Louis'in rahatlığı Javad'ı öfkelendirmişti.
"Ben bu adamın yanında asla durmam!"
Javad öfke ile uzaklaştığında Louis stratejik davranmayı seçmeye karar vermişti.
"Ne isterseniz müessesemizdendir.."
Tristan Kulis'e girerken, James gitmeye yeltenmeye başladı.
Louis kalkıp kolunu tutup ona baktı.
"Ne biliyorsun sen?"
"Hiç"
Louis gözlerini onun üzerinde öfke ile gezdirdiğinde James nefes verdi.
"Honey uzun zamandır burada çalışıyor ve Javad geldiğinde onu görmemek için arka kapıdan çıkıyor."
Louis kafa salladı.
"Ben söylemedim ama"
"Tırsma bu kadar James."
Louis hızla arka kapıya ilerledi.
Karanlık ve ıssız olan arka sokağa çıkan o kapının önünde sigara yaktı ve sessizce düşünmeye başladı.
Patırtı ve gürültü duyunca aniden görünmemek adına saklandı.
"Yeter!"
Bembeyaz parlak bir gömlek ve beyaz dar pantolon giyinmiş kızı gördüğünde Honey olduğunu anlamıştı.
"Bırak!"
Kolunu sıkıca tutan bir el görüyordı ancak onunla direniyordu.

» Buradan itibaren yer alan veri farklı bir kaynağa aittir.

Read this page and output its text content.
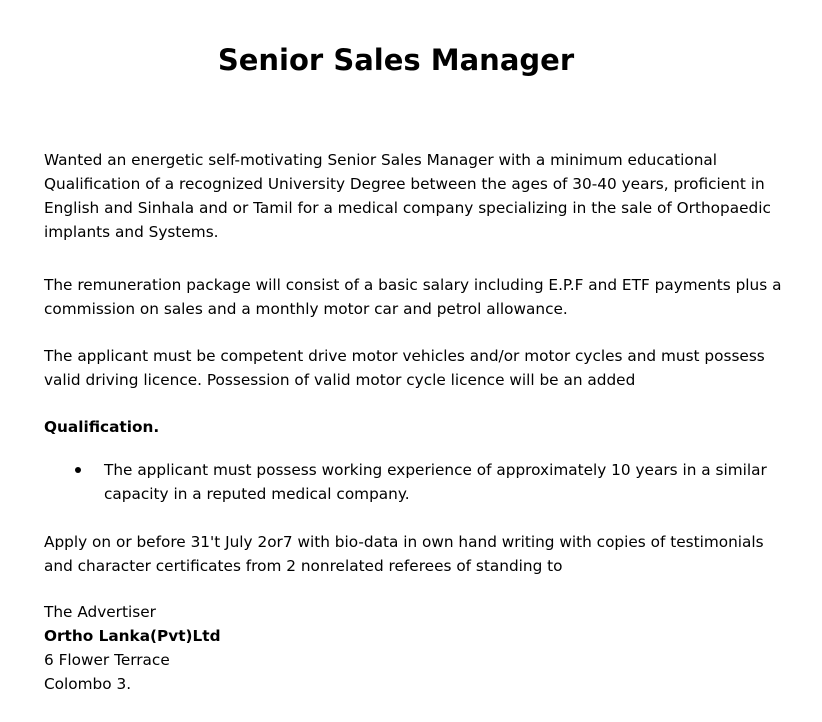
Senior Sales Manager

Wanted an energetic self-motivating Senior Sales Manager with a minimum educational Qualification of a recognized University Degree between the ages of 30-40 years, proficient in English and Sinhala and or Tamil for a medical company specializing in the sale of Orthopaedic implants and Systems.

The remuneration package will consist of a basic salary including E.P.F and ETF payments plus a commission on sales and a monthly motor car and petrol allowance.

The applicant must be competent drive motor vehicles and/or motor cycles and must possess valid driving licence. Possession of valid motor cycle licence will be an added

Qualification.

The applicant must possess working experience of approximately 10 years in a similar capacity in a reputed medical company.

Apply on or before 31't July 2or7 with bio-data in own hand writing with copies of testimonials and character certificates from 2 nonrelated referees of standing to

The Advertiser
Ortho Lanka(Pvt)Ltd
6 Flower Terrace
Colombo 3.
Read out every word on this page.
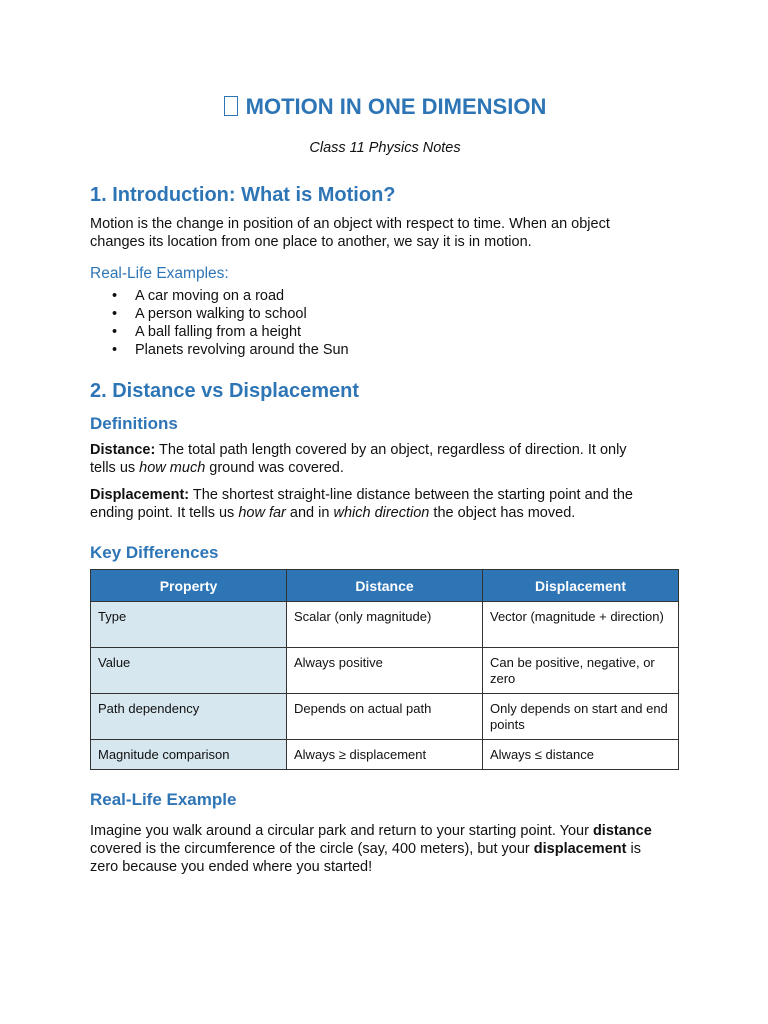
MOTION IN ONE DIMENSION
Class 11 Physics Notes
1. Introduction: What is Motion?

Motion is the change in position of an object with respect to time. When an object
changes its location from one place to another, we say it is in motion.

Real-Life Examples:
• A car moving on a road
• A person walking to school
• A ball falling from a height
• Planets revolving around the Sun
2. Distance vs Displacement
Definitions

Distance: The total path length covered by an object, regardless of direction. It only
tells us how much ground was covered.

Displacement: The shortest straight-line distance between the starting point and the
ending point. It tells us how far and in which direction the object has moved.

Key Differences
Property	Distance	Displacement
Type	Scalar (only magnitude)	Vector (magnitude + direction)
Value	Always positive	Can be positive, negative, or zero
Path dependency	Depends on actual path	Only depends on start and end points
Magnitude comparison	Always ≥ displacement	Always ≤ distance
Real-Life Example

Imagine you walk around a circular park and return to your starting point. Your distance
covered is the circumference of the circle (say, 400 meters), but your displacement is
zero because you ended where you started!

Louis yardım etmek adına yanına gidecekken duyduğu isimle karanlığa geri saklandı.
"Artık beni rahat bırak Tristan!"
"Benimle böyle konuşamazsın!"
Tristan onu itip kakmaya başladı.
"Benden uzak dur!"
Aniden Honey'i sarmalayıp beline sarıldı ve zorla onu öpmeye başladığında Honey karşılık vermemeye direniyordu.
Louis sadece izledi.
Ona yardım etmek istiyordu ancak adamı başka yollarla yıkmanın yollarını arıyordu.
Honey onu iteklediğinde yüzüne yediği ters bir tokatla yere savruldu.
Tristan, Honey'nin Uzun dalgalı saçlarından sıkıca tutup çekerek kafasını kaldırıp yüzüne baktı.
"Sana benimsin dedim. Sen sevgilimsin değil mi Hazel? Benim kalacaksın. Seni her gece görüp uzaktan seveceğim Hazel. Kabul etsen de etmesende sen busun..."
"Ben senin oyuncağın değilim Tristan! Senden nefret ediyorum! Umarım ölürsün!"
Tristan hızla tuttuğu saçı bıraktı ve içeri girdi.
Louis farklı bir isim duymuştu.
Honey kalkamadan öylece ağlamaya başladı.
Yanında hissettiği ayaklarla hızla geriledi.
"Git artık."
Kafasını kaldırdığında ona uzanan eli gördü daha sonra göz yaşlarını sildi.
Mavi gözleri gördüğünde hatırladığını biliyordu ama ısrar etmeden kalktı.
"Yardım etmek istemiştim"
"İhtiyacım yok"
Louis kolunu tutmak isterken aniden çıkan kızın yüksek sesiyle duraksadı.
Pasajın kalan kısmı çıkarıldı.